Reversion in the tech stack and why DS models fail

Hackernews recently shared a story about not using an IDE, and I feel mostly the same way. Hence the title in the post – so my current workflow for when I steal some time to work on my R package ptools my workflow looks like this, using Rterm from the shell:

I don’t have anything against RStudio, I just only have so much room in my brain. Sometimes conversations at work are like a foreign language, “How are we going to test the NiFi script from Hadoop to our Kubernetes environment” or “I can pull the docker image from JFrog, but I run out of room when extracting the image on our sandbox machine. But df says we have plenty of room on all the partitions?”.

If you notice at the top the (base) in front of the shell, that is because this is within the anaconda shell as well. So if you look at many of my past blog posts (see here for one example), I am just using the snipping tool in windows to take screenshots of the shell output in interactive mode.

I am typically just writing the code in Notepad++ (as well as this blog post) – and it is quite simple to switch between interactive copy this function/code and compiling entire scripts. Here is a screenshot of R unit tests for example.

So Notepad++ has some text highlight (for both R and python), and that is nice, but honestly not that necessary. Main thing I use is the selection of brackets to make sure they are balanced. I am sure I am missing out on some nice autocomplete features that would make me more productive, and function hints in Spyder are nice for pandas functions (I mostly use google still though for that when I need it).
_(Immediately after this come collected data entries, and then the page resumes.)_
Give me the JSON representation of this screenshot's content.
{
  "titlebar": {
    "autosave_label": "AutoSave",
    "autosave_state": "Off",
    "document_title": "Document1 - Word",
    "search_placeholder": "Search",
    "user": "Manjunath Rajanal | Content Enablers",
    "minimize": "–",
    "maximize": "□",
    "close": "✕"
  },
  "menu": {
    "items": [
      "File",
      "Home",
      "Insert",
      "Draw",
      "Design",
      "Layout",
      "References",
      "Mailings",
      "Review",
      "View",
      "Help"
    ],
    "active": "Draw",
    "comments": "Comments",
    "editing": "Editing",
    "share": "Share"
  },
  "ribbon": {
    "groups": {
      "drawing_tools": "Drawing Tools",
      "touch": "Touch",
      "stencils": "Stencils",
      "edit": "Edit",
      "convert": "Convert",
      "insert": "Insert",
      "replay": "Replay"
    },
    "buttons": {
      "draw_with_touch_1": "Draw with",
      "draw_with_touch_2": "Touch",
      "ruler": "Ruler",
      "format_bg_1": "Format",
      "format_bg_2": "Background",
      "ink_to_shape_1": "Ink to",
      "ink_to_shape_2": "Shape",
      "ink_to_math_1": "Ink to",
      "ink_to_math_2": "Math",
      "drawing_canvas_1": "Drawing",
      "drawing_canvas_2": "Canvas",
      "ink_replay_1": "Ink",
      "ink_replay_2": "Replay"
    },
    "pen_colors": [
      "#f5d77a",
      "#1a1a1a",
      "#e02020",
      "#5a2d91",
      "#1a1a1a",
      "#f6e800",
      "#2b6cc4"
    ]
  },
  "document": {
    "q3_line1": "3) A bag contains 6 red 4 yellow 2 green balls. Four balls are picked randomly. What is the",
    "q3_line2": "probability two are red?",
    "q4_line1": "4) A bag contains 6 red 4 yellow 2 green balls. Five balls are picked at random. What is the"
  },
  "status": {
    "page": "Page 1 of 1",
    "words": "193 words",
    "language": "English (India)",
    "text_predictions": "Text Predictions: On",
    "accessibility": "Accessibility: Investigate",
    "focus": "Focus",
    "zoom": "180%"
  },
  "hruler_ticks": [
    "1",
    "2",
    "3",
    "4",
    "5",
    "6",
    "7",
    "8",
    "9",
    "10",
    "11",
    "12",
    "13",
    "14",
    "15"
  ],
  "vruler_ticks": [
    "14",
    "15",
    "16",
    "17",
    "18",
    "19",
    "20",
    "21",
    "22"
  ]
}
I do use VS Code for development work on our headerless virtual machines at work. But that is more to replicate essentially the workflow on Windows with file explorer + Notepad++ + Shell (I am not a vim ninja – what is it esc + wq:, need to look that up everytime). I fucked up one of my git repos the other day using VS Code stuff tools, and I am just using git directly anymore. (Again this means I am the problem, not VS Code!)
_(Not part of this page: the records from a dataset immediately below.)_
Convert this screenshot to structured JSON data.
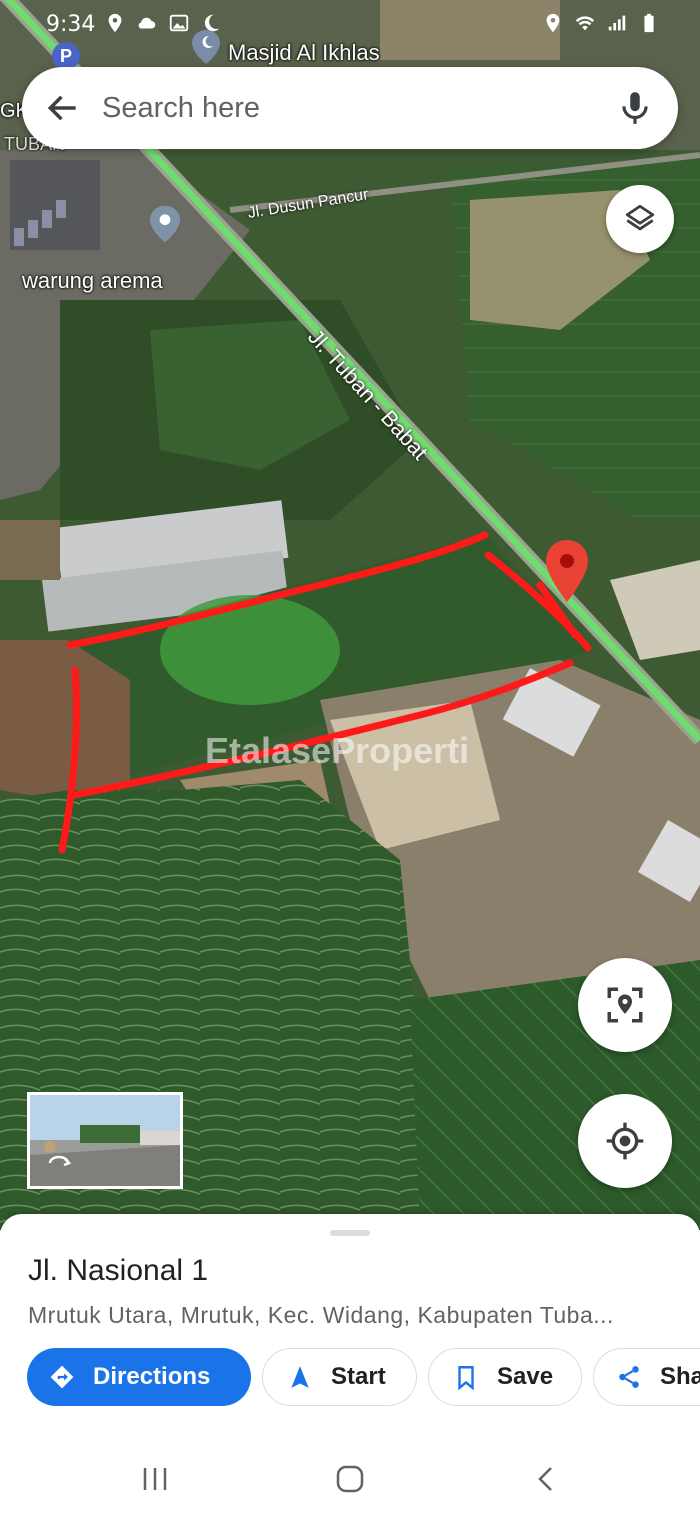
{
  "status_bar": {
    "time": "9:34",
    "left_icons": [
      "location-icon",
      "cloud-icon",
      "image-icon",
      "moon-icon"
    ],
    "right_icons": [
      "location-icon",
      "wifi-icon",
      "signal-icon",
      "battery-icon"
    ]
  },
  "search": {
    "placeholder": "Search here"
  },
  "map": {
    "labels": {
      "masjid": "Masjid Al Ikhlas",
      "warung": "warung arema",
      "dusun": "Jl. Dusun Pancur",
      "tuban_babat": "Jl. Tuban - Babat",
      "partial_left_1": "GK",
      "partial_left_2": "TUBAN",
      "parking": "P"
    },
    "watermark": "EtalaseProperti"
  },
  "place": {
    "title": "Jl. Nasional 1",
    "address": "Mrutuk Utara, Mrutuk, Kec. Widang, Kabupaten Tuba..."
  },
  "actions": {
    "directions": "Directions",
    "start": "Start",
    "save": "Save",
    "share": "Sha"
  },
  "colors": {
    "accent": "#1a73e8",
    "marker": "#ea4335",
    "road": "#6fdc6f",
    "outline": "#ff0000"
  }
}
Why data science projects fail?

Some more random musings, but the more I get involved and see what projects work and what don’t at work, pretty much all of the failures I have come across are due to what I will call “not modeling the right thing”. That potentially covers a bit, but quite a few are simply not understanding counterfactual reasoning and selection bias.

The modeling part (in terms of actually fitting models) is typically quite easy – you do some simple but slightly theoretically informed feature engineering and feed that info into a machine learning model that is very flexible. But maybe that is the problem, people can easily fool themselves into thinking a model looks good, but because they are modeling the wrong thing it does not result in better decision making.

Even in most of the failures I have seen, selection bias is surmountable (often just requires multiple models or models on different samples of data – reduced form for the win!). So learning how to train/test split the data, and feed your data into XGboost only takes a few classes to learn. How to know the right thing to model though takes a bit more thought.

A secondary part of the failure is not learning how to translate the model outputs into actionable decisions. But the not modeling the right thing is at the start, so makes any downstream decision not work out how you want.

Chunking it up in pandas

In the python pandas library, you can read a table (or a query) from a SQL database like this:

data = pandas.read_sql_table('tablename',db_connection)

Pandas also has an inbuilt function to return an iterator of chunks of the dataset, instead of the whole dataframe.

data_chunks = pandas.read_sql_table('tablename',db_connection,chunksize=2000)

I thought for awhile this was somewhat worthless, as I thought it still read the whole thing into memory. I have been using it though to pull new records, generate predictions, and then feed the predictions back into another table though (easier to write back to a new DB in smaller chunks).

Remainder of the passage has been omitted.